Wystarczy parę dobrych rad, żeby bez problemu odnaleźć się w tym świecie sieciowych bitew morskich. A naprawdę warto, bo to nie tylko bardzo oryginalne podejście do wieloosobowej zabawy, ale też takie, które wciąż się zmienia, udoskonala i zaskakuje nowymi atrakcjami. Ostatnio przyjrzeliśmy się zmianom w World of Warships po pięciu latach od premiery i ewolucja tego tytułu wygląda naprawdę ciekawie i obiecująco. 

Na co warto zwrócić uwagę na początku zabawy z World of Warships?

  • Jakie podstawowe zasady rządzą rozgrywką
  • Jaki typ okrętu wybrać
  • Gdzie się ustawić na polu bitwy
  • Jak rozbudować swoją flotę, żeby nie przeholować
  • Co zrobić, żeby wycisnąć jak najwięcej ze swojego okrętu

Starczy jednak tego wstępu, bo stalowe bestie mórz już ryczą silnikami nie mogąc doczekać się wyjścia z portu i ruszenia do boju. Wypadałoby więc dotrzymać im kroku. Najlepiej przejść krótki kurs od majtka do kapitana. Zapraszamy do lektury naszego poradnika dla osób, które bardzo by chciały, ale wciąż nie do końca wiedzą, jak  ruszyć na morskie łowy z World of Warships. 

Każda morska bitwa zaczyna się jeszcze w porcie

Po zalogowaniu się do World of Warships wylądujesz w porcie, gdzie znajdziesz kilka podstawowych okrętów, którymi możesz pokierować w bitwach, oraz sporo innych opcji. Zasadniczo w prawym górnym rogu wyświetlone jest kilka rodzajów walut, które pomogą kupować nowe jednostki i rozwijać te, które już posiadasz. Aby przejść do samej rozgrywki wystarczy wybrać któryś z okrętów z dolnego menu i kliknąć przycisk „Bitwa!” u góry ekranu.

Co ważne, warto abyś zwrócił uwagę na to, czy rozgrywasz potyczkę w trybie kooperacji czy też rywalizacji z innymi graczami. Na początek zdecydowanie polecamy tę pierwszą opcję. Są to mecze przeciwko sterowanym przez komputer okrętom – one pozwolą Ci oswoić się z mechaniką gry i nabyć pierwsze umiejętności niezbędne do późniejszych walk z „żywymi” wrogami.
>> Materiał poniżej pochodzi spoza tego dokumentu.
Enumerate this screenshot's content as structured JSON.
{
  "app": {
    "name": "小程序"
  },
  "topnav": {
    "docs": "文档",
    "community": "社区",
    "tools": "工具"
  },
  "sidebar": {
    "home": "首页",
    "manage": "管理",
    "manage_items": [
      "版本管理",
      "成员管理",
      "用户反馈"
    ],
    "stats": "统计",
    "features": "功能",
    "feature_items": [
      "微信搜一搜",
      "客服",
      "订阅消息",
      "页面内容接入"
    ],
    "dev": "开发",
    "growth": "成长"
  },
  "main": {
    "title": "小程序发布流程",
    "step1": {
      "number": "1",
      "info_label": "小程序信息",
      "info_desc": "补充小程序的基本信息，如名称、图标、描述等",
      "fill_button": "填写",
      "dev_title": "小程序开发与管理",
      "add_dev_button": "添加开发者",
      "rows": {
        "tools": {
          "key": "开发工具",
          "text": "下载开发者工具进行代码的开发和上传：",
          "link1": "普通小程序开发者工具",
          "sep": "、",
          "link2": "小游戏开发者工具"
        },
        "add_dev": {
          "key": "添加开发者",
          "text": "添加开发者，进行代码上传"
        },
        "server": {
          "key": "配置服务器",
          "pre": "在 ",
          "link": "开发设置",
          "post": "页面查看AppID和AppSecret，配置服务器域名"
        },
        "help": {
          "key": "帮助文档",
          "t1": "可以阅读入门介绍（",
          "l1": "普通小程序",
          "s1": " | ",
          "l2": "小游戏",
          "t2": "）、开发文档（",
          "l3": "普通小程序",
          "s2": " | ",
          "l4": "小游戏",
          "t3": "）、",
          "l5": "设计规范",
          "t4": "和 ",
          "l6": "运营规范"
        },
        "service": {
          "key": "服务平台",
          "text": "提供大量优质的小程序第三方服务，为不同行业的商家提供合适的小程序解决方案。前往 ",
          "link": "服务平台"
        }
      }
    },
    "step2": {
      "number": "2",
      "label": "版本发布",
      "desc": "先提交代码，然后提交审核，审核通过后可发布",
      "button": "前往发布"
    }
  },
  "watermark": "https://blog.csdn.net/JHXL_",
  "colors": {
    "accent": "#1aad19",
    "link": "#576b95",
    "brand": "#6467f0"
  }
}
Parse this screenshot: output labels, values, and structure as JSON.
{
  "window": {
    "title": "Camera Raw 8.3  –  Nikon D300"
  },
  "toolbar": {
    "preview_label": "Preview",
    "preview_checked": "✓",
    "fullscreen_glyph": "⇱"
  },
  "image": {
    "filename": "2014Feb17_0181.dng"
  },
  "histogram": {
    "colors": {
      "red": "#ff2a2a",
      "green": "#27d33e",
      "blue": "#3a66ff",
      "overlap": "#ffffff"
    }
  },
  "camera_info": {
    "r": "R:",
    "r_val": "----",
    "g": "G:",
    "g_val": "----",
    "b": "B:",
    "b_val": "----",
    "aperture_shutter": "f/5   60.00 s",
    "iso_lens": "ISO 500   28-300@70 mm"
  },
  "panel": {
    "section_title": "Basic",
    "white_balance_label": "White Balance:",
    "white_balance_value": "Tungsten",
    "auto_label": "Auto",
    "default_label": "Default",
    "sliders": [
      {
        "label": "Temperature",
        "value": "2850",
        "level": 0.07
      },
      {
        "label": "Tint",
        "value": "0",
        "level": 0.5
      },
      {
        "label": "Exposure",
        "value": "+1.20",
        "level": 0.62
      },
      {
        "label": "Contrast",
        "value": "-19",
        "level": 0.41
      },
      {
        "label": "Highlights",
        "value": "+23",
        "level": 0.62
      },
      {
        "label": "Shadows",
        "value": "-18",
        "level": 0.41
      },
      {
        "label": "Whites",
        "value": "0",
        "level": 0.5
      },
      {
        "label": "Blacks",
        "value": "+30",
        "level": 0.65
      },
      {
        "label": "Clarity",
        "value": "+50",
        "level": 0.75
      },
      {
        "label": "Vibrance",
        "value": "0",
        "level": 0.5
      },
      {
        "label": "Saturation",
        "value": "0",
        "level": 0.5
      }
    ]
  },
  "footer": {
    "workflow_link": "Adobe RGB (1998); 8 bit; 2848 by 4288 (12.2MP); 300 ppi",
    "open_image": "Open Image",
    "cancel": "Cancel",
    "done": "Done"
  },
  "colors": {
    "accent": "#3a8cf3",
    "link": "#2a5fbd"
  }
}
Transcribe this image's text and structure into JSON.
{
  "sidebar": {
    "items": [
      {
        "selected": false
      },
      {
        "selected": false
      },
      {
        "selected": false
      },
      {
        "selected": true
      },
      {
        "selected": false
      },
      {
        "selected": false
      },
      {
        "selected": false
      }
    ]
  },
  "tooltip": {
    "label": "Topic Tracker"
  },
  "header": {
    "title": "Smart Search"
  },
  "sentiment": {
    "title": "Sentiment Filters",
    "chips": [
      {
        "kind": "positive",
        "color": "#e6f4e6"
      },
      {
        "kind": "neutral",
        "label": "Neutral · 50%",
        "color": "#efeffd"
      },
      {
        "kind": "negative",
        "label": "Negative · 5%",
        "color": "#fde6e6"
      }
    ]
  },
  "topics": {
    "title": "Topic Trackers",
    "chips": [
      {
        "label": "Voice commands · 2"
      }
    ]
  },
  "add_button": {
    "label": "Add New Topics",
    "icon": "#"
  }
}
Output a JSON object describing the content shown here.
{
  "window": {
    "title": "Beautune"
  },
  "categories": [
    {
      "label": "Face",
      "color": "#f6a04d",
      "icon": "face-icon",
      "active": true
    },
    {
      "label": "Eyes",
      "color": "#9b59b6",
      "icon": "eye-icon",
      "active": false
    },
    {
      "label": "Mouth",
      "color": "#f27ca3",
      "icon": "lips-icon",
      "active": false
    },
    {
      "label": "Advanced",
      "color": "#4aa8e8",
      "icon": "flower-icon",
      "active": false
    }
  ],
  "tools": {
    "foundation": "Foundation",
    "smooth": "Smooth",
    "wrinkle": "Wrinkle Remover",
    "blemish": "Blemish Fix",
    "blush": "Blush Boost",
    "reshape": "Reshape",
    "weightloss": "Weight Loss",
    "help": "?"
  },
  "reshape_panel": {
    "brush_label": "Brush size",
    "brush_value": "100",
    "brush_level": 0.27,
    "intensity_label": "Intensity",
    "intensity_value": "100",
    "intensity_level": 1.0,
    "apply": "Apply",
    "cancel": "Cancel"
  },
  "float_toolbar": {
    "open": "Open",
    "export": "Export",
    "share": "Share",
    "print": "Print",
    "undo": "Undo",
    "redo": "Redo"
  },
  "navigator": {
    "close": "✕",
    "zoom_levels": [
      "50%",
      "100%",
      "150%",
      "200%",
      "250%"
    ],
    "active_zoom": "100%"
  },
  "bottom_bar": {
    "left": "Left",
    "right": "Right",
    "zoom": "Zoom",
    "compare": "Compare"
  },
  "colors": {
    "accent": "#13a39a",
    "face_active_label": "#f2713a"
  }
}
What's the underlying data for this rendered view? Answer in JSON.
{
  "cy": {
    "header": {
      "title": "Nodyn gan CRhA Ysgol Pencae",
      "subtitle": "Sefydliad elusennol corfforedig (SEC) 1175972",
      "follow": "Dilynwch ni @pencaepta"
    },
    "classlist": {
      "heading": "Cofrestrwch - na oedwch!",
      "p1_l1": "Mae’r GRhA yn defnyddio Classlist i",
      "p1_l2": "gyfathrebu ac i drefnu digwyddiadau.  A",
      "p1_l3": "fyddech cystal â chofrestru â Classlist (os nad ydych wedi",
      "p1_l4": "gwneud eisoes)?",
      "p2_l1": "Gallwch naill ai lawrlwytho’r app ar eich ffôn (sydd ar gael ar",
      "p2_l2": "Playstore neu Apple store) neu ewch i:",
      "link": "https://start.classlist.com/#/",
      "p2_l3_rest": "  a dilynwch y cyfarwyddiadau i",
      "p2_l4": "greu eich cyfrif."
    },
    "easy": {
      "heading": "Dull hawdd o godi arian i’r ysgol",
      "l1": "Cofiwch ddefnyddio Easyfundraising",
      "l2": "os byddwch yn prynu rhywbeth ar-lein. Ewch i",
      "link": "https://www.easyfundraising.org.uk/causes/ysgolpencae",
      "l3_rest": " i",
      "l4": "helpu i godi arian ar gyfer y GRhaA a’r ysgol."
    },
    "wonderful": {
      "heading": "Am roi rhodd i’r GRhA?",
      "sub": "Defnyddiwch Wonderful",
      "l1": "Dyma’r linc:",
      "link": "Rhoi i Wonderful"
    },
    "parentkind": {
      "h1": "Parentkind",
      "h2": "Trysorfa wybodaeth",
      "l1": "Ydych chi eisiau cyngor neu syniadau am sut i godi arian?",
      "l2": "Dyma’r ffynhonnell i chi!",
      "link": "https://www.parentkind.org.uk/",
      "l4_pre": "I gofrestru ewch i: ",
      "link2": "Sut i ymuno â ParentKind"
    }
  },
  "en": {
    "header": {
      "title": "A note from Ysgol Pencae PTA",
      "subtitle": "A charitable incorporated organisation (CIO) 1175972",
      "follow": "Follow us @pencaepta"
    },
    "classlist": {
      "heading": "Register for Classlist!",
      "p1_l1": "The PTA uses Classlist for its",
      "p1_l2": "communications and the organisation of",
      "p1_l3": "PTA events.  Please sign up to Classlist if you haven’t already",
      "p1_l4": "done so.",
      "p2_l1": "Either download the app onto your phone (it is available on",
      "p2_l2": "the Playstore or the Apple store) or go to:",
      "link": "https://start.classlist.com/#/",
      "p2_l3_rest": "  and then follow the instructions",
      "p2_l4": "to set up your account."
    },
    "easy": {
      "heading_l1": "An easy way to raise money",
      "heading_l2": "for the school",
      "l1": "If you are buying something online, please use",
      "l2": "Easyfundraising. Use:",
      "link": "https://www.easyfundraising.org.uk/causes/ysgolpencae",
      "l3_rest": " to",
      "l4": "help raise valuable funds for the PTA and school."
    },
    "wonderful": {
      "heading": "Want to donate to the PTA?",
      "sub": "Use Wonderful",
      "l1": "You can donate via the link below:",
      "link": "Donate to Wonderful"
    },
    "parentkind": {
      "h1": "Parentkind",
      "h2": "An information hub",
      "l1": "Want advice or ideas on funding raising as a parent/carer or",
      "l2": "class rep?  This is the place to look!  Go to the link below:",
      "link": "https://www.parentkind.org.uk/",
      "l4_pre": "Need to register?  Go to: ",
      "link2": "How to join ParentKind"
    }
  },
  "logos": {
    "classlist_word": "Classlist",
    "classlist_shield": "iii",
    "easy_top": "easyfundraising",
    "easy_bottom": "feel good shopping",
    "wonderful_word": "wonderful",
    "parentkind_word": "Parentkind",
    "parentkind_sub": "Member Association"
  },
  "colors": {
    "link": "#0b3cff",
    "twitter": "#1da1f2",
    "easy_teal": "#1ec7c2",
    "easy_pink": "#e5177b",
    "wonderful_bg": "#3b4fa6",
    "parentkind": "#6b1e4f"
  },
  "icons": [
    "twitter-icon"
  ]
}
World of Warships - port w Hamburgu
World of Warships - porty do wyboru

Wybór okrętu też nie jest bez znaczenia. Wszystkie "modele" dostępne w World of Warships są podzielone na tiery i klasy. Wiadomo, im wyższy tier, tym potężniejszy i bardziej „wypasiony” okręt. Chciałoby się więc jak najszybciej wzbogacić swoją flotę o jednostki z górnej półki, żeby zyskać przewagę nad innymi, ale ta strategia niekoniecznie musi wyjść na dobre.  

Bo faktycznie okręty wyższych tierów dysponują większą siłą ognia, manewrowością i prędkością, ale musisz pamiętać, że matchmaking dobierze do rozgrywki przeciwników, którzy dysponują równie potężnymi maszynami. Na początek lepiej więc trzymać się niższych tierów, dobrze poznać swoje okręty i stopniowo wchodzić na wyższe szczeble technologicznej drabinki.

Jeśli chodzi o typy okrętów… Cóż, tutaj każdy musi sam ustalić, który z nich najlepiej odpowiada jego stylowi gry. Czy będą to mocno opancerzone, ale powolne pancerniki, czy szybkie, ale wrażliwe na obrażenia niszczyciele, a może lotniskowce, które zamieniają pole bitwy w prawdziwą szachownicę z samolotami jako figurami?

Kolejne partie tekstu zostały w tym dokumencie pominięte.